Seven weeks out from a General Election and the Conservative poll lead over Labour is so big that the Prime Minister can afford to ignore one of the biggest issues facing Britain, writes Tony McDonough
There’s only two things that will usually stop a Government from doing something – politics or money.
Politicians hate the appearance of doing nothing even when sometimes that is the most sensible course.
Right now, Prime Minister Theresa May has the luxury of being able to choose.
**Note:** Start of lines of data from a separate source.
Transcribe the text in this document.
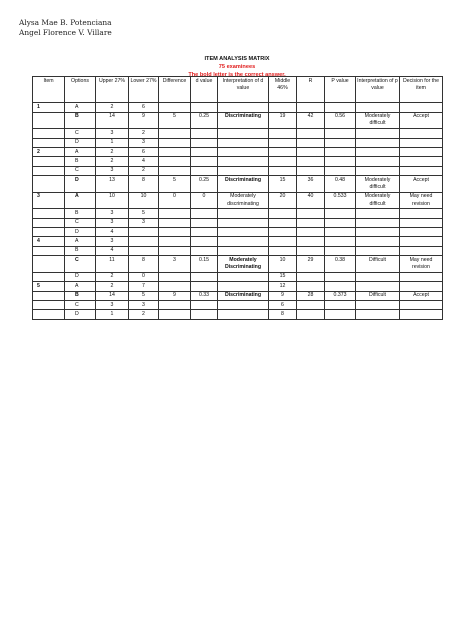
Alysa Mae B. Potenciana
Angel Florence V. Villare
ITEM ANALYSIS MATRIX
75 examinees
The bold letter is the correct answer.
Item	Options	Upper 27%	Lower 27%	Difference	d value	Interpretation of d value	Middle 46%	R	P value	Interpretation of p value	Decision for the item
1	A	2	6								
	B	14	9	5	0.25	Discriminating	19	42	0.56	Moderately difficult	Accept
	C	3	2								
	D	1	3								
2	A	2	6								
	B	2	4								
	C	3	2								
	D	13	8	5	0.25	Discriminating	15	36	0.48	Moderately difficult	Accept
3	A	10	10	0	0	Moderately discriminating	20	40	0.533	Moderately difficult	May need revision
	B	3	5								
	C	3	3								
	D	4									
4	A	3									
	B	4									
	C	11	8	3	0.15	Moderately Discriminating	10	29	0.38	Difficult	May need revision
	D	2	0				15				
5	A	2	7				12				
	B	14	5	9	0.33	Discriminating	9	28	0.373	Difficult	Accept
	C	3	3				6				
	D	1	2				8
There is no one to tell her otherwise and that is terribly unhealthy for those of us who care about democratic accountability.
Six weeks out from a General Election one poll has the Conservatives 24 points ahead of Labour.
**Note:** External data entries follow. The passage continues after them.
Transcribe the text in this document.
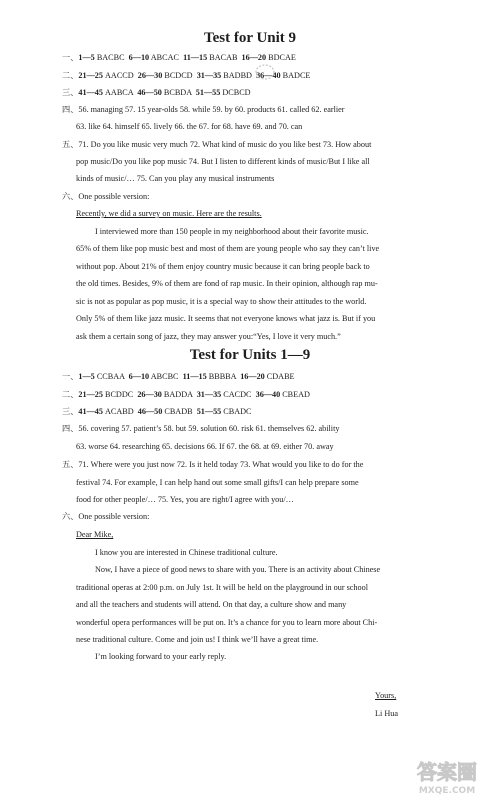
Test for Unit 9
一、1—5 BACBC 6—10 ABCAC 11—15 BACAB 16—20 BDCAE
二、21—25 AACCD 26—30 BCDCD 31—35 BADBD 36—40 BADCE
三、41—45 AABCA 46—50 BCBDA 51—55 DCBCD
四、56. managing 57. 15 year-olds 58. while 59. by 60. products 61. called 62. earlier
63. like 64. himself 65. lively 66. the 67. for 68. have 69. and 70. can
五、71. Do you like music very much 72. What kind of music do you like best 73. How about
pop music/Do you like pop music 74. But I listen to different kinds of music/But I like all
kinds of music/… 75. Can you play any musical instruments
六、One possible version:
Recently, we did a survey on music. Here are the results.
I interviewed more than 150 people in my neighborhood about their favorite music.
65% of them like pop music best and most of them are young people who say they can’t live
without pop. About 21% of them enjoy country music because it can bring people back to
the old times. Besides, 9% of them are fond of rap music. In their opinion, although rap mu-
sic is not as popular as pop music, it is a special way to show their attitudes to the world.
Only 5% of them like jazz music. It seems that not everyone knows what jazz is. But if you
ask them a certain song of jazz, they may answer you:“Yes, I love it very much.”
Test for Units 1—9
一、1—5 CCBAA 6—10 ABCBC 11—15 BBBBA 16—20 CDABE
二、21—25 BCDDC 26—30 BADDA 31—35 CACDC 36—40 CBEAD
三、41—45 ACABD 46—50 CBADB 51—55 CBADC
四、56. covering 57. patient’s 58. but 59. solution 60. risk 61. themselves 62. ability
63. worse 64. researching 65. decisions 66. If 67. the 68. at 69. either 70. away
五、71. Where were you just now 72. Is it held today 73. What would you like to do for the
festival 74. For example, I can help hand out some small gifts/I can help prepare some
food for other people/… 75. Yes, you are right/I agree with you/…
六、One possible version:
Dear Mike,
I know you are interested in Chinese traditional culture.
Now, I have a piece of good news to share with you. There is an activity about Chinese
traditional operas at 2:00 p.m. on July 1st. It will be held on the playground in our school
and all the teachers and students will attend. On that day, a culture show and many
wonderful opera performances will be put on. It’s a chance for you to learn more about Chi-
nese traditional culture. Come and join us! I think we’ll have a great time.
I’m looking forward to your early reply.
Yours,
Li Hua
答案圈
MXQE.COM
The Tories comfortably defeated Labour in 2015 and the percentage gap in the election was less than seven points so we can only shudder if the polls are anywhere near correct this time around.
Now some people will say ‘but the polls have been getting it wrong last couple of years’ … and so they have – but never by 24 points.
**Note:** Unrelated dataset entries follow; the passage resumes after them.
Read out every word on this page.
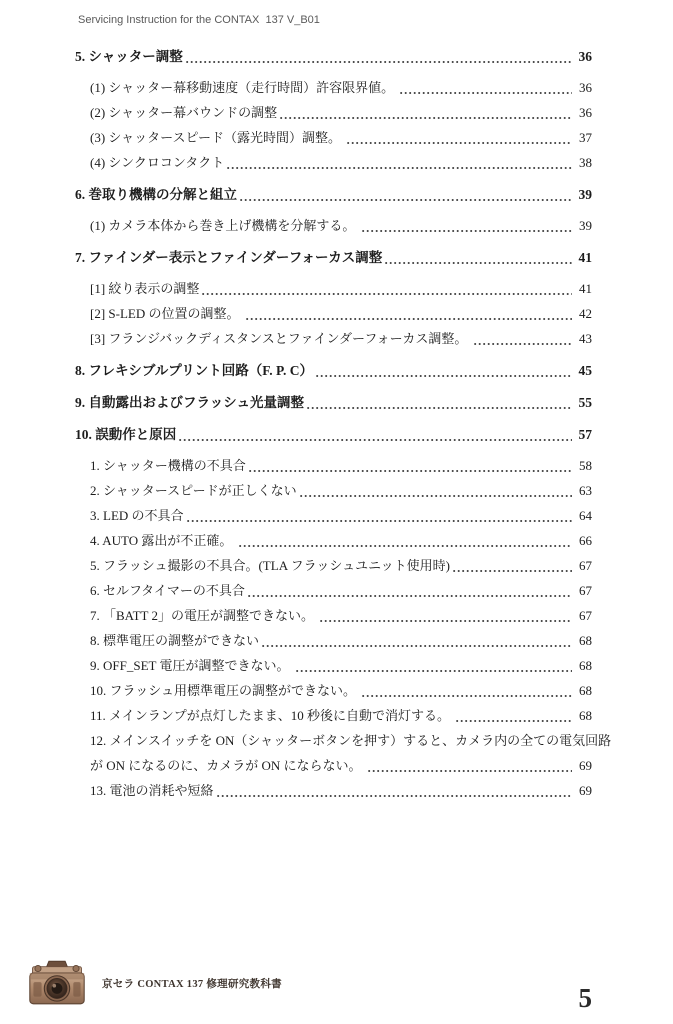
Servicing Instruction for the CONTAX  137 V_B01
5. シャッター調整	36
(1) シャッター幕移動速度（走行時間）許容限界値。	36
(2) シャッター幕バウンドの調整	36
(3) シャッタースピード（露光時間）調整。	37
(4) シンクロコンタクト	38
6. 巻取り機構の分解と組立	39
(1) カメラ本体から巻き上げ機構を分解する。	39
7. ファインダー表示とファインダーフォーカス調整	41
[1] 絞り表示の調整	41
[2] S-LED の位置の調整。	42
[3] フランジバックディスタンスとファインダーフォーカス調整。	43
8. フレキシブルプリント回路（F. P. C）	45
9. 自動露出およびフラッシュ光量調整	55
10. 誤動作と原因	57
1. シャッター機構の不具合	58
2. シャッタースピードが正しくない	63
3. LED の不具合	64
4. AUTO 露出が不正確。	66
5. フラッシュ撮影の不具合。(TLA フラッシュユニット使用時)	67
6. セルフタイマーの不具合	67
7. 「BATT 2」の電圧が調整できない。	67
8. 標準電圧の調整ができない	68
9. OFF_SET 電圧が調整できない。	68
10. フラッシュ用標準電圧の調整ができない。	68
11. メインランプが点灯したまま、10 秒後に自動で消灯する。	68
12. メインスイッチを ON（シャッターボタンを押す）すると、カメラ内の全ての電気回路
が ON になるのに、カメラが ON にならない。	69
13. 電池の消耗や短絡	69
京セラ CONTAX 137 修理研究教科書	5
In fact, the picture could be even more dire for Labour than the polls suggest.
In the 2015 General Election, the EU Referendum and the US Presidential Election the pollsters consistently underestimated the vote from the right and overestimated the vote from the left.
If that trend continues then Labour leader Jeremy Corbyn will have some sleepless nights over the next few weeks.
Illusion of hope
Corbyn still enjoys huge adoration among his core supporters – at times verging on a childlike awe.
I attended a rally at St George’s Plateau last summer during Corbyn’s second party election campaign and it was a sight to behold.
It felt like a second coming – they lapped up his every word. Had there been rafters they’d have been hanging from them. Even the lions on their plinths couldn’t fail to be moved.
Every person there would have felt they were part of a genuine wave of social change. Of course it was, and is, illusory. Corbyn’s allure, such as it is, has failed to excite the wider population.
His latest policy wheeze is the promise of four extra public holidays a year.
For a country already lagging behind competitors such as France and Germany in terms of productivity it’s a policy that smacks of economic incompetence.
But do you know what? It really doesn’t matter. Corbyn could pledge to nationalise the moon and make chicken soup compulsory every Tuesday – he’s never, ever going to get the chance to implement a single policy.
In 2015 the Conservatives won the election with 11.3m votes, a 36.9% share, while Labour was 2m behind on 9.3m, equating to 30.4%. Labour would need a significant bump in current polling just to stand still.
Actually winning would require a Lazarus-style recovery in Scotland and an unprecedented surge in key middle England marginals.
Take Milton Keynes, one constituency that New Labour took in 1997 with a thumping majority of 10,292 and a 53.8% share of the vote. In 2015 the Tories won it with a majority of 8,762 and a 46.8% share of the vote.
The size of the task is eye-watering. Labour’s prospects are hopeless – the party is lost in space.
So the only party whose potential policies are worth looking at in any detail are the Conservatives, for they will be forming the next Government.
Much of the focus will be on Theresa’s May’s approach to the forthcoming Brexit negotiations – and understandably so. It’s huge.
However, there is something equally as big and foreboding that casts a shadow over the UK for years to come – the alarming state of our public finances.
In January the Office for Budget Responsibility (OBR) revealed its latest fiscal sustainability projections.
It paints a bleak picture – there is a fiscal ogre coming down the mountain.
The OBR projects Britain’s ageing population will push up total public spending from 35.8% of GDP in 2021-22 to 43.8% of GDP by 2066-67, an overall increase of 8% of GDP and equivalent to £156bn in today’s terms.
Over the same period spending on the NHS will rise from 6.9% of GDP to 12.6%, state pensions from 5% of GDP to 7.1% and social care almost doubling from 1.1% of GDP to 2%.
It forecasts that public sector net debt will fall from more than 90% of GDP to below 80% for much of the 2020s but then will rise steadily, reaching a whopping 234% of GDP in 2066-67.
This may all seem a long way off but in order to get things under control for the future, we need to act now. One analyst has predicted that over the course of the next five-year Parliament we would need to either raise taxes or cut public spending to the tune of £100bn.
Try to get a straight answer on that out of either Theresa May or Jeremy Corbyn over the next seven weeks.
This issue should be front and centre of the General Election campaign. It needs to be addressed as a matter of urgency by Mrs May – the current and next Prime Minister.
But she almost certainly won’t because she doesn’t have to – there’s no one who can make her. Politics not economics will dominate this campaign because all political opposition and dissent is neutered for the foreseeable future.
The Labour Party’s reckless act of self-indulgence in electing Jeremy Corbyn as its leader – not once, but twice – saw to that.